3 semaines, 6 vidéos, 11 images, 54 liens, des centaines de lignes, pas loin de 6000 mots, ce fut un article à la gestation longue et difficile, je tacherai de faire plus court dans l’avenir, autant pour ma productivité que par égard pour les éventuels fous qui liraient l’intégralité de cette prose ! (je suis à l’écoute d’ailleurs, si c’est nul faites le moi savoir :p)

Le cap tient donc encore pour l’instant, le plus gros coup de boost reste encore à donner mais l’acclimatation s’est bien passée, la nostalgie pointe encore son museau par moment (de multiples personnes et choses du quotidien me manquent) et la tentation de la procrastination reste toujours aussi forte.

Bisous à tout le monde, le meilleur reste à venir pour moi ici mais j’ai également hâte de rentrer !

8 reflexions sur “PVT Japon 1 mois, premier Bilan さぁ、始めよう

  1. Angélique

    Salutations Tristan !

    Je m’appelle Angélique, et j’ai atterri ici grace à ton poste sur le forum pvtistes, je vis moi aussi en ce moment au Japon avec un WHV, mais beaucoup plus à l’Ouest, dans la ville de Nagasaki (je n’ai jamais mis les pieds à Tokyo, malgré mes voyages !)
    C’est assez intéressant de voir comment tu peux réagir d’un point de vue de pvtistes à Tokyo parce que j’ai l’impression de vivre une toute autre expérience ! Ici par exemple, il est très simple de trouver des fruits et légumes à moindre coût (campagne oblige !), mais il est extrêmement difficile de faire les papiers administratifs seuls, car personne ne parle anglais, et on a aucune traduction des papiers à remplir.
    Pour l’aéroport, j’ai pas du tout attendu pour avoir la fameuse Resident card, à peine un peu plus de 5 minutes, ça m’a surprise ce que tu as écrit du coup (j’ai atterri à Haneda, peut être as tu atterri à Narita ?).

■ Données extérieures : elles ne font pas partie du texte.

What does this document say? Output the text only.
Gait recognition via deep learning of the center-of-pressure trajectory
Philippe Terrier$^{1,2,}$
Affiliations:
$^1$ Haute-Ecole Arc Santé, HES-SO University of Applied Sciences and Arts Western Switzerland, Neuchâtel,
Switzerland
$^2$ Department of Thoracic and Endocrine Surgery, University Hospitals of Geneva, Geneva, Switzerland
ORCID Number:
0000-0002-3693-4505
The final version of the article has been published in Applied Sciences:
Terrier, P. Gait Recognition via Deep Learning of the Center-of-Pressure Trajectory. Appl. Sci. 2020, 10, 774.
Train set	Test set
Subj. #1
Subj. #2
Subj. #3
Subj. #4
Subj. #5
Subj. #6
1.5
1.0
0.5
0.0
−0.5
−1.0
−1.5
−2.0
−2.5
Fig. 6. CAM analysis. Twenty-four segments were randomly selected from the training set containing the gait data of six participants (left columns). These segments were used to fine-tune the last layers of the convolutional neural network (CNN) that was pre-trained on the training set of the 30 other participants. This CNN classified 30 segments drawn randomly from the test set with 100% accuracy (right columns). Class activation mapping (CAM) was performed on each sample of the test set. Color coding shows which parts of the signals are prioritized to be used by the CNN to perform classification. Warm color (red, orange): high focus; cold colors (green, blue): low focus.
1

    Je te souhaite un bon Tsuyu (ô joie de l’extrême chaleur + humidité), et j’espère lire tes aventures ici de plus en plus souvent ! Savoir comment se passe un pvt Japon à Tokyo est très intéressant pour moi, qui vit nichée dans les montagnes du Sud Ouest.

    À bientôt !

    1. Tristan

      Salut Angélique !

      Merci d’avoir pris la peine de lire le pavé ahah :p
      Le décalage ville/campagne ne me surprend pas effectivement (c’est pareil en France et dans tous les pays « industrialisés » après tout), pour les fruits et légumes je pense qu’il y a de multiples raisons
      1 – Effectivement si tu es plus prêt des lieux de production avec les circuits courts cela ne me surprend pas que ce soit moins cher
      2 – Le mode d’alimentation est assez différent, je pense tout simplement qu’au Japon on consomme moins de fruits/légumes, par contre les compléments alimentaires sont vendus de façon très larges dans les konbini
      3 – Cela découle du deux, mais le mode d’alimentation est différent aussi parce que le pays n’a pas les moyens d’être autosuffisant en terme de production alimentaire (hors riz, et même de ce côté c’est un secteur agroalimentaire qui survit grace aux protections massives de l’état), du coup dans la mégalopole Tokyoïte cela ne me surprend pas que l’on trouve difficilement à ce niveau.
      A noter qu’il existe différents supermarché avec des étals bien plus fournis, mais les tarifs restent complètement abbérents pour moi français qui ait été gâté à ce niveau.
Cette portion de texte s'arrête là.